Abstract:
The most important resources to fulfill today's energy demands are fossil
fuels, such as oil and natural gas. When exploiting hydrocarbon reservoirs, a
detailed and credible model of the subsurface structures is crucial in order
to minimize economic and ecological risks. Creating such a model is an
inverse problem: reconstructing structures from measured reflection seismics.

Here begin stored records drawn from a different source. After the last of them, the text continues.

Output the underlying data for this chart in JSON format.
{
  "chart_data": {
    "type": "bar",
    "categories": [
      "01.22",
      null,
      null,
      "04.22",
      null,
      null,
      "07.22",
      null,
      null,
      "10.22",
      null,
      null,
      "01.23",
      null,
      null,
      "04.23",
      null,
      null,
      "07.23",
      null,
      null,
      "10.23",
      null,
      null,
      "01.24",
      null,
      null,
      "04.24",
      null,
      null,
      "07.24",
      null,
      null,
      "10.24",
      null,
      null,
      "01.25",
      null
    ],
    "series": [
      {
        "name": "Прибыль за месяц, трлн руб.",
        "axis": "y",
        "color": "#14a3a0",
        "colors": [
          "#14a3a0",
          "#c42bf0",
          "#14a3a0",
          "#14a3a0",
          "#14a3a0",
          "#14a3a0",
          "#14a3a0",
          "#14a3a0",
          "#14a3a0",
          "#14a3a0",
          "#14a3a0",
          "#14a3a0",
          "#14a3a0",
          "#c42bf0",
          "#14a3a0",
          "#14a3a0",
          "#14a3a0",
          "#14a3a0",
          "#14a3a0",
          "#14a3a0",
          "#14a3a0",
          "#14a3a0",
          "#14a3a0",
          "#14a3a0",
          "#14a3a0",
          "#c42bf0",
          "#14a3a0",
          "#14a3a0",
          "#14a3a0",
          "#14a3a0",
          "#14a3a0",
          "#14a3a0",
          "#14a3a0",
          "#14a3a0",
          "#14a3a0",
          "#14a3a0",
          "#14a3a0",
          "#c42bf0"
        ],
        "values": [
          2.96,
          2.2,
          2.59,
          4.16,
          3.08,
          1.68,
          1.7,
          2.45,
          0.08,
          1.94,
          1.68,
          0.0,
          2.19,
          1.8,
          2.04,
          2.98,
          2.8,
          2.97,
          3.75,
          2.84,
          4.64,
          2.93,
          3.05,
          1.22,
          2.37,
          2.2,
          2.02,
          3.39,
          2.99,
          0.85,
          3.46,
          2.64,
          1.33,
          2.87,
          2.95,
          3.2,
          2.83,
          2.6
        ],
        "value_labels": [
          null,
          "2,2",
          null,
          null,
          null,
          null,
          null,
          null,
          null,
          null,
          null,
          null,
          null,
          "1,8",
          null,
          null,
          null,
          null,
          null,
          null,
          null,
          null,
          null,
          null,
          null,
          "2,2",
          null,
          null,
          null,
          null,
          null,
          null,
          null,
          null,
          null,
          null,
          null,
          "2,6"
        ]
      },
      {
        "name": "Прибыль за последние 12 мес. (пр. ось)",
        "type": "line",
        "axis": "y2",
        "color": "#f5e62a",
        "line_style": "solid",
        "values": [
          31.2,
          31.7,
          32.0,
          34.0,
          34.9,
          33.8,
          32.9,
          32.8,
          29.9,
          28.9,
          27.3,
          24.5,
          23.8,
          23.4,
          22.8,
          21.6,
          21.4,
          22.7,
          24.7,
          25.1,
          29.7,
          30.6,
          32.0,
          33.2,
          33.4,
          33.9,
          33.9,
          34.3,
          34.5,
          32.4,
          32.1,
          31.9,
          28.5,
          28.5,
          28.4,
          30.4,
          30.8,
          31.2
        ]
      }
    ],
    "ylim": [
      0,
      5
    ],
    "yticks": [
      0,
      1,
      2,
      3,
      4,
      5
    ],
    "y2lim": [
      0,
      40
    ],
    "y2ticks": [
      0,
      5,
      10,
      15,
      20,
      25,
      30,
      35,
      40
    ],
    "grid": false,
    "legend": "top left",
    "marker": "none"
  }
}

The major challenge here is twofold: First, the structures in highly
ambiguous seismic data are interpreted in the time domain. Second, a velocity
model has to be built from this interpretation to match the model to depth
measurements from wells. If it is not possible to obtain a match at all
positions, the interpretation has to be updated, going back to the first
step. This results in a lengthy back and forth between the different steps,
or in an unphysical velocity model in many cases. This paper presents a
novel, integrated approach to interactively creating subsurface models from
reflection seismics. It integrates the interpretation of the seismic data
using an interactive horizon extraction technique based on piecewise global
optimization with velocity modeling. Computing and visualizing the effects of
changes to the interpretation and velocity model on the depth-converted model
on the fly enables an integrated feedback loop that enables a completely new
connection of the seismic data in time domain and well data in depth domain.
Using a novel joint time/depth visualization, depicting side-by-side views of
the original and the resulting depth-converted data, domain experts can
directly fit their interpretation in time domain to spatial ground truth
data. We have conducted a domain expert evaluation, which illustrates that
the presented workflow enables the creation of exact subsurface models much
more rapidly than previous approaches.